Splint an angulated fracture the way you found it (if possible)

Unless otherwise directed, an angulated fracture of a long bone should be splinted in the position in which you found it if a pulse can be detected distal to the fracture. If no pulse is detected, you can apply mild traction to the extremity and attempt once to align the bone’s ends back to their normal position. If the pulse returns, continue to splint the injury.

If you can’t find a pulse after straightening the extremity, continue to splint the injury. Be sure to let the emergency department know you had to straighten the fracture because of what you found.

Perform a focused physical exam

You can’t complete your assessment of the patient with a medical complaint without performing some type of focused physical assessment. For example, if the patient is complaining of chest pain, you should palpate the chest wall and auscultate lung sounds. Each medical condition has a set of physical findings that can help you refine your suspicion of the underlying condition.

Make an abdominal exam more accurate

For the patient with abdominal discomfort or some type of gastrointestinal complaint, you need to palpate the abdomen as part of the physical exam. To perform this exam accurately, have the patient lay supine on his back, with his knees bent.

This relaxes the abdominal muscles, making palpation easier, and puts the organs in the right positions. The organs shift when the patient sits or stands. Use the flats of your fingers to press firmly into each quadrant and watch for any sign of discomfort.

Provide consistent medical documentation

There are a few methods to record your findings, such as the CHART or SOAP method.

CHART stands for:

  • C – Complaint: The patient’s chief complaint

  • H – History: What happened

  • A – Assessment: What you found during your assessment, including a SAMPLE history (signs/symptoms, allergies, medications, past medical history, last oral intake, events leading up to the complaint)

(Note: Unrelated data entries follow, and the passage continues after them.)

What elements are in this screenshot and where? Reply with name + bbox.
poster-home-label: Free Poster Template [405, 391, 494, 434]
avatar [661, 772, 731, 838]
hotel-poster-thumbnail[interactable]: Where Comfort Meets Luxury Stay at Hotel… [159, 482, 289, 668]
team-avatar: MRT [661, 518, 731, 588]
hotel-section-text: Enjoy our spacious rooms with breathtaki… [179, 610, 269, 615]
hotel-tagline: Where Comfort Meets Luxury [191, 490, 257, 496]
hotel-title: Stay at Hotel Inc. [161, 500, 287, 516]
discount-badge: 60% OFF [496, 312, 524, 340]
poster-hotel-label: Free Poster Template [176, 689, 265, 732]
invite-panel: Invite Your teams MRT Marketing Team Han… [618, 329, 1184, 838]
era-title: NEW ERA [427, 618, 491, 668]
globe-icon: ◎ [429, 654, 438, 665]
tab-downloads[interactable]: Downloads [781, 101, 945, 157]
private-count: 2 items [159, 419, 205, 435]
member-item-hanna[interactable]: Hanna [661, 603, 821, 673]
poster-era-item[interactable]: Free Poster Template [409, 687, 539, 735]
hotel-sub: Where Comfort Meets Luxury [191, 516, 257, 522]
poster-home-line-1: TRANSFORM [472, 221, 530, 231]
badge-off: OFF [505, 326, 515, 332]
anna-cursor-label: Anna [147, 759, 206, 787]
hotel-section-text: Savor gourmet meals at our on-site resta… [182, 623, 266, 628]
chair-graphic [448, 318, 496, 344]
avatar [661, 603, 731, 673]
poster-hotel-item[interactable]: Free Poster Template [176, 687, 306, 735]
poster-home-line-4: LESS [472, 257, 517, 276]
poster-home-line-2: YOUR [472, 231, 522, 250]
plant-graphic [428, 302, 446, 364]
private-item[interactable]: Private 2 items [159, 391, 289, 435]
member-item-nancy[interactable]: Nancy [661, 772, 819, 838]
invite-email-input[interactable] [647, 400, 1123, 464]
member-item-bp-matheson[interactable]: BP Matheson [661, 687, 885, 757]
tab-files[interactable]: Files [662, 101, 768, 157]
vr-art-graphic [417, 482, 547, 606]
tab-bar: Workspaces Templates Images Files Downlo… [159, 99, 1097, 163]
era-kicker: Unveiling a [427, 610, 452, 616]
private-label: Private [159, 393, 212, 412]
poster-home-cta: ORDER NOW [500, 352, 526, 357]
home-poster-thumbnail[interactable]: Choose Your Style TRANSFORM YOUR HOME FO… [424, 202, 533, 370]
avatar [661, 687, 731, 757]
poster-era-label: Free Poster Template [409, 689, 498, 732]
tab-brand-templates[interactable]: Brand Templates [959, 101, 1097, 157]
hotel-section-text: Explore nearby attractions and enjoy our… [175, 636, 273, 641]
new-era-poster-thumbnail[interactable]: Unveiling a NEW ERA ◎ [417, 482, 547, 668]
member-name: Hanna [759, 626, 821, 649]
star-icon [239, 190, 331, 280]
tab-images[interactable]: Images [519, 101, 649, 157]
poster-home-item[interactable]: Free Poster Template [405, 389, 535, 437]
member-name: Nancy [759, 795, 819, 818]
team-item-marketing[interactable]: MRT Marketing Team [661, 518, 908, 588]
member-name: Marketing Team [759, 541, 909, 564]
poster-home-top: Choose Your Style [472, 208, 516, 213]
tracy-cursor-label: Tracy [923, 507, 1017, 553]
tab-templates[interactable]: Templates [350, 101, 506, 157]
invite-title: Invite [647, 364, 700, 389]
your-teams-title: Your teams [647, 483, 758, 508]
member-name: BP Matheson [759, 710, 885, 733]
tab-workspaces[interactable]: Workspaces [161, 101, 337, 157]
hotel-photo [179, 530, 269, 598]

  • R – Rx or Treatment: What care you provided during your assessment

  • T – Transport: What happened during your care; where you transported the patient

SOAP stands for:

  • S – Subjective findings: These include the patient’s chief complaint, the history of the present illness, and the patient’s past medical history including medications and allergies.

  • O – Objective findings: These include vital signs and physical exam findings.

  • A – Assessment: What you think is happening to the patient.

  • P – Plan: This is your treatment plan, indicating what actions you performed.